いつの時代にも何らかの規則があって、そのために自由が奪われ、一番の願いが叶わない。
この作品の時代背景も、そんなことで些細な希望が夢のまた夢の先にある。
だから、物語になる。それは重々わかる。
少し前に「JIN-仁」というテレビドラマがヒットしたが、その中で武田鉄矢さんが演じる医師が死ぬ間際、主人公の南方仁に対し「南方先生のいた世界は、太平の世ですか?」と問うシーンがあるが、南方は涙を流しながら頷いて答える。しかし今の世界も相変わらず戦争に明け暮れている。南方は死の間際の彼に対し、安心してもらいたいと思ったのだろう。
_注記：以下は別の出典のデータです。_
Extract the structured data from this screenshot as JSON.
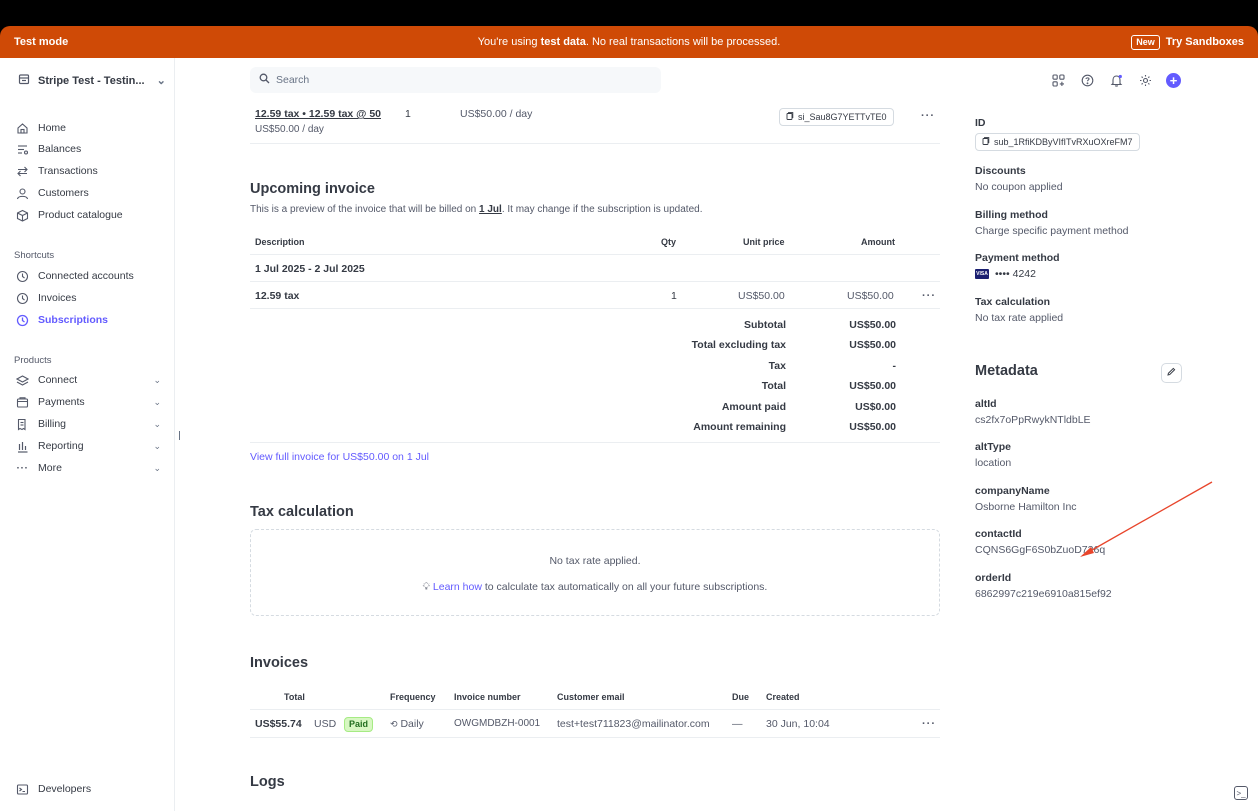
{
  "banner": {
    "mode": "Test mode",
    "message_pre": "You're using ",
    "message_bold": "test data",
    "message_post": ". No real transactions will be processed.",
    "new_badge": "New",
    "try_sandboxes": "Try Sandboxes",
    "color": "#cf4a06"
  },
  "sidebar": {
    "account_name": "Stripe Test - Testin...",
    "main_items": [
      {
        "label": "Home",
        "icon": "home-icon"
      },
      {
        "label": "Balances",
        "icon": "balances-icon"
      },
      {
        "label": "Transactions",
        "icon": "transactions-icon"
      },
      {
        "label": "Customers",
        "icon": "customers-icon"
      },
      {
        "label": "Product catalogue",
        "icon": "product-catalogue-icon"
      }
    ],
    "shortcuts_label": "Shortcuts",
    "shortcuts": [
      {
        "label": "Connected accounts",
        "icon": "clock-icon"
      },
      {
        "label": "Invoices",
        "icon": "clock-icon"
      },
      {
        "label": "Subscriptions",
        "icon": "clock-icon",
        "active": true
      }
    ],
    "products_label": "Products",
    "products": [
      {
        "label": "Connect",
        "icon": "connect-icon"
      },
      {
        "label": "Payments",
        "icon": "payments-icon"
      },
      {
        "label": "Billing",
        "icon": "billing-icon"
      },
      {
        "label": "Reporting",
        "icon": "reporting-icon"
      },
      {
        "label": "More",
        "icon": "more-icon"
      }
    ],
    "developers": "Developers",
    "accent": "#635bff"
  },
  "search": {
    "placeholder": "Search"
  },
  "subscription_item": {
    "name": "12.59 tax • 12.59 tax @ 50",
    "sub": "US$50.00 / day",
    "qty": "1",
    "price": "US$50.00 / day",
    "item_id": "si_Sau8G7YETTvTE0"
  },
  "upcoming": {
    "title": "Upcoming invoice",
    "desc_pre": "This is a preview of the invoice that will be billed on ",
    "desc_date": "1 Jul",
    "desc_post": ". It may change if the subscription is updated.",
    "headers": {
      "description": "Description",
      "qty": "Qty",
      "unit_price": "Unit price",
      "amount": "Amount"
    },
    "period": "1 Jul 2025 - 2 Jul 2025",
    "line": {
      "description": "12.59 tax",
      "qty": "1",
      "unit_price": "US$50.00",
      "amount": "US$50.00"
    },
    "summary": [
      {
        "label": "Subtotal",
        "value": "US$50.00"
      },
      {
        "label": "Total excluding tax",
        "value": "US$50.00"
      },
      {
        "label": "Tax",
        "value": "-"
      },
      {
        "label": "Total",
        "value": "US$50.00"
      },
      {
        "label": "Amount paid",
        "value": "US$0.00"
      },
      {
        "label": "Amount remaining",
        "value": "US$50.00"
      }
    ],
    "view_link": "View full invoice for US$50.00 on 1 Jul"
  },
  "tax_calc": {
    "title": "Tax calculation",
    "empty": "No tax rate applied.",
    "learn_link": "Learn how",
    "learn_rest": " to calculate tax automatically on all your future subscriptions."
  },
  "invoices": {
    "title": "Invoices",
    "headers": {
      "total": "Total",
      "frequency": "Frequency",
      "number": "Invoice number",
      "email": "Customer email",
      "due": "Due",
      "created": "Created"
    },
    "rows": [
      {
        "total": "US$55.74",
        "currency": "USD",
        "status": "Paid",
        "frequency": "Daily",
        "number": "OWGMDBZH-0001",
        "email": "test+test711823@mailinator.com",
        "due": "—",
        "created": "30 Jun, 10:04"
      }
    ]
  },
  "logs": {
    "title": "Logs"
  },
  "details": {
    "id_label": "ID",
    "id_value": "sub_1RfiKDByVIfITvRXuOXreFM7",
    "discounts_label": "Discounts",
    "discounts_value": "No coupon applied",
    "billing_label": "Billing method",
    "billing_value": "Charge specific payment method",
    "payment_label": "Payment method",
    "card_brand": "VISA",
    "card_last4": "•••• 4242",
    "taxcalc_label": "Tax calculation",
    "taxcalc_value": "No tax rate applied"
  },
  "metadata": {
    "title": "Metadata",
    "entries": [
      {
        "key": "altId",
        "value": "cs2fx7oPpRwykNTldbLE"
      },
      {
        "key": "altType",
        "value": "location"
      },
      {
        "key": "companyName",
        "value": "Osborne Hamilton Inc"
      },
      {
        "key": "contactId",
        "value": "CQNS6GgF6S0bZuoD726q"
      },
      {
        "key": "orderId",
        "value": "6862997c219e6910a815ef92"
      }
    ]
  },
  "annotation": {
    "arrow_color": "#e8452b"
  }
}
未だ変わらず人間同士が戦いをやめない世界が現代だ。当時の志士たちが命を斗して太平の世を築き上げようとしたにもかかわらず…。
当時からの願い、人の願い、自由な思想と自由な発言。
変わったようで何も変わってない世界。
このことに気づいたとき、涙が流れてくる。
物語は、「4千両という身請け料は、登龍楼を超えれば夢じゃない」ことを伝えている。
この針の穴を通るような希望。
あきらめない意志。
その思いがあまりにも純朴なので涙があふれてくる。
しかしなぜ小野寺はつる屋では小松原と名乗っていたのだろう?
彼の言動が謎となっているので、ここにテーマや核があるのだろうか?
彼もまた、本心を他人には言えぬお家の事情などがあるのかもしれない。見合いの席をすっぽかしてまでつる屋に出向いたのは、自分自身の選択権を一縷の望みに掛けたのかもしれない。「実は好きな女子がいる」本当はそういいたかったのだ。
しかし立ち聞きしたこと。それはミヨの大きな夢。おそらく小野寺は、自分自身がそのような夢を持ってはおらず、ミヨに見合っていないのはむしろ自分自身だったことに気づかされたのではないだろうか?
恥
彼はもう一度出直す必要があったのだろう。自分自身を取り戻す必要を知ったのだ。
最後に心を寄せた女性に今後どうすればいいのかアドバイスする。彼の重要な役目と同時に決心も固めた。
彼なりに男と武士道を貫いたのだろう。その気持ちはわからなくはない。
主人公は女性。この時代にふさわしくない設定。しかも、親友の身請け人を目指すという有り得ないこと。
いつの時代でも、誰もが何でもできる、少なくとも希望は持てることをこの作品は伝えているのかもしれない。
わかりやすい作品だったし面白かった。
しかし、
松山ケンイチさんがあんなちょい役で登場させるほどの作品だったが、小松原が店じまい時間にやってきて、食べて去るとき、持ってきた提灯を忘れているが、忘れれば暗くて帰れないんじゃね。監督が「カット」したんだろうが、NGですね。